I worry about children with a habit of hostile aggressive behavior - threatening, bullying, intentionally hurting feelings, continuing to pretend to assault a child who isn't enjoying his role, or causing physical pain to peers. On the other hand, I don't worry about friendly aggressive play such as rough and tumble or gun pretend play.

All play needs limits. It's important for teachers and parents to notice where they're needed and gracefully redirect children. Join in the new activity until children are engaged.

I would have a "no toy gun" (and swords) policy, but allow children to use sticks, fingers - and if they think of it themselves, even carrots! - as pretend guns.

Explain to parents who question the "no toy guns" rule that toy gun play upsets many parents, who think it encourages violence, so we can't have it at school, but that of course they can allow it at home if they wish.

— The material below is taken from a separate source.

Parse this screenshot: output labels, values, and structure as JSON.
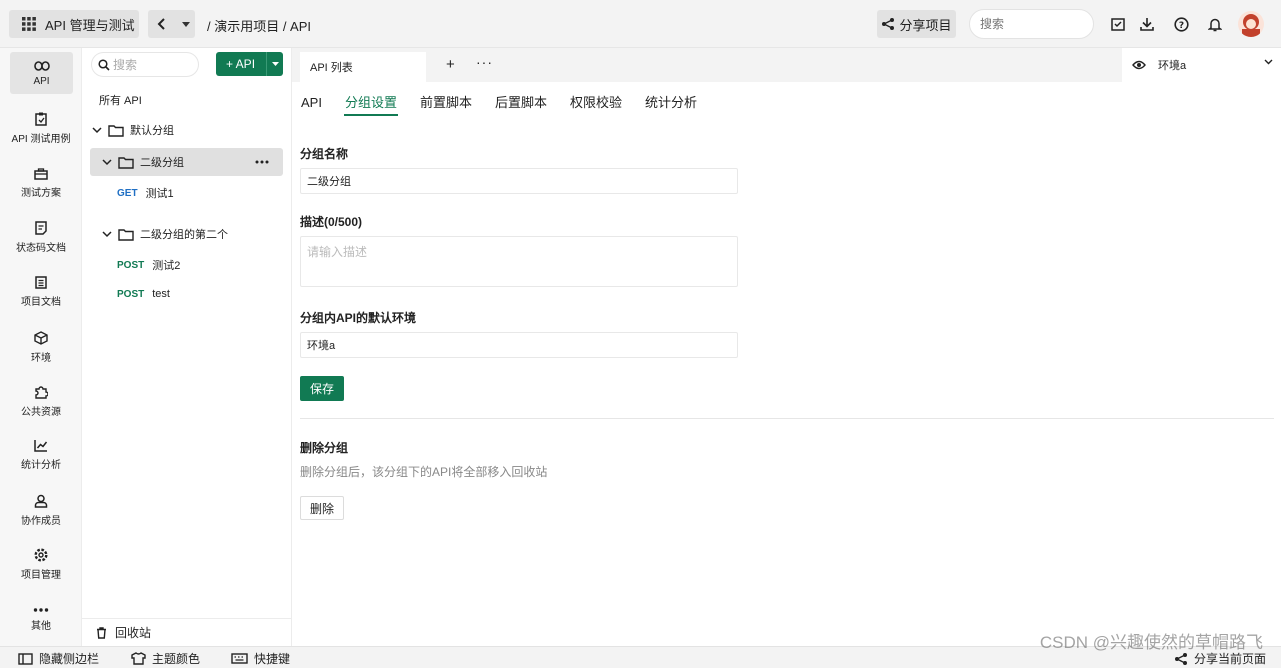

Explain to parents who are outraged because we allow children to use makeshift and make-believe guns that, while we don't glamorize guns at school by allowing all the glitzy, sound-effects-equipped guns kids find alluring and rewarding, or, in fact, any manufactured guns at all, it's impossible to prevent young children from trying to be the hero who defeats evil or who acts out being a bad guy in play. Moreover, there's no body of research proving that shooting play makes children violent, although there is substantial evidence that children whose parents frequently or severely punish them are more violent.

Sometimes it's possible to convert gun play - if children can't be diverted - into constructive play. Try using craft materials and blocks to build jails for bad guys or hospitals for wounded soldiers. Using imagination-yours as well as the children's, in this way, should help you manage this controversial issue in your classroom.